What this looks like in practice

A 45-person manufacturing business in Gauteng — uses Klar for monthly safety inspections and shift-handover logs. Last quarter, during a Stage 6 day:

• Safety officer logs 23 inspection items on the factory-floor tablet. The tablet's been offline for 5 hours. All 23 entries queue locally.
• Shift supervisor uploads 4 proof photos for the daily-close checklist. Photos queue locally with thumbnails visible.
• Sales receives a WhatsApp inquiry. Auto-acknowledgement goes out via WhatsApp Business API (still working because cellular is up).
• Power returns at 18:00. WiFi reconnects at 18:01. All 23 inspection entries and 4 photos post in under 8 seconds. The MD's dashboard updates with the day's status — same as if everything had worked normally.

The MD didn't get an SMS about "system down." The team didn't lose work. Customers got replies. The day looked normal in retrospect — because the software was designed to make it so.

Why we build this way

SA businesses spend roughly the same on software as their European or US counterparts but operate on materially worse infrastructure. The mismatch is why so many tools fail mid-deployment here — they assume a baseline (always-on power, always-on fibre) that doesn't apply.

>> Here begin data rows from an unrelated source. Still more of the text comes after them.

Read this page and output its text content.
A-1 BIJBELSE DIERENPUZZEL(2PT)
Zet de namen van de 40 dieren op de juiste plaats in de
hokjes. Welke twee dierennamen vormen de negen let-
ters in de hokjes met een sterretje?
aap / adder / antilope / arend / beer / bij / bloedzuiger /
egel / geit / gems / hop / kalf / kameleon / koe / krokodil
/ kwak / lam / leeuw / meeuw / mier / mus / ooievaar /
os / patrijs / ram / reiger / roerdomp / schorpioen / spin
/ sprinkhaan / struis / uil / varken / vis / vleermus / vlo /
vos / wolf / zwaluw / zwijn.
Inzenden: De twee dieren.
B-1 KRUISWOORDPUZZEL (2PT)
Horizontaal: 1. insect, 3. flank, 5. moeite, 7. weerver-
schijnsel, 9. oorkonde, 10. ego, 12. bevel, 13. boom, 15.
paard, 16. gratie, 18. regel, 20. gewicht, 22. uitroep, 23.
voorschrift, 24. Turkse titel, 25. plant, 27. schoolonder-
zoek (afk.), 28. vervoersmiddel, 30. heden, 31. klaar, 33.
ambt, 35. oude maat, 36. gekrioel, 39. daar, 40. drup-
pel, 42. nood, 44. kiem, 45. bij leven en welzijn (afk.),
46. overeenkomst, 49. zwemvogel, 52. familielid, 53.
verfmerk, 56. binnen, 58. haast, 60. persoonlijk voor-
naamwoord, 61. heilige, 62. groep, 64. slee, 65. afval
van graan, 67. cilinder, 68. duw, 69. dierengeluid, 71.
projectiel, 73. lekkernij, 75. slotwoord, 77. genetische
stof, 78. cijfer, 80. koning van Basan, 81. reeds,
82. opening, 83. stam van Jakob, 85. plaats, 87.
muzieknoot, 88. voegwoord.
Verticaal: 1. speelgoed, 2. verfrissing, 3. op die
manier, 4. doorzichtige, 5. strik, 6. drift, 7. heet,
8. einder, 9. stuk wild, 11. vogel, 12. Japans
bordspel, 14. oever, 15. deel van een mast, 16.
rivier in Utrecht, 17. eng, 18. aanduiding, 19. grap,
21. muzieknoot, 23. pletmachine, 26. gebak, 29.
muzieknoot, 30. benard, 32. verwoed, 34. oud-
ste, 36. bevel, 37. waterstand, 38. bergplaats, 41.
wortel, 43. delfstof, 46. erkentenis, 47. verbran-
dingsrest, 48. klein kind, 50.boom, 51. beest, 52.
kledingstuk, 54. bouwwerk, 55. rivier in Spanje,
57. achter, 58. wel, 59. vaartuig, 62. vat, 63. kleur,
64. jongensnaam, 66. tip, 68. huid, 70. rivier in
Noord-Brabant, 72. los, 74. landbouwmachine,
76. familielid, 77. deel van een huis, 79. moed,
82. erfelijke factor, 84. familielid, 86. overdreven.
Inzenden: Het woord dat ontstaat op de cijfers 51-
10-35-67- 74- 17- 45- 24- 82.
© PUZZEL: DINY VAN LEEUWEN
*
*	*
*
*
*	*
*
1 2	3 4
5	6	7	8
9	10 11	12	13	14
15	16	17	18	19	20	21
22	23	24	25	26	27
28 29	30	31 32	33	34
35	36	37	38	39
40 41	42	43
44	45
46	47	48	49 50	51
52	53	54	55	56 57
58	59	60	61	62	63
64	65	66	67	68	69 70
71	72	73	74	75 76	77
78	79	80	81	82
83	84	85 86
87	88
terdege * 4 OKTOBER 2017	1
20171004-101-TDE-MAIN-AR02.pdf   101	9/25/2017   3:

The four patterns above add some development time up front (queue infrastructure, sync conflict resolution, WhatsApp integration). But the operational payoff is enormous — businesses that run on this kind of software stop noticing loadshedding as a software problem. It becomes a building-services problem instead, which is what it actually is.

At EzeMind AI, this is baked into every custom build, not an optional extra. Klar, AVA Healthcare, and EzeFlow all ship with local-first storage + queue-and-sync + WhatsApp fallback as defaults. Our custom-software projects inherit the same patterns from day one.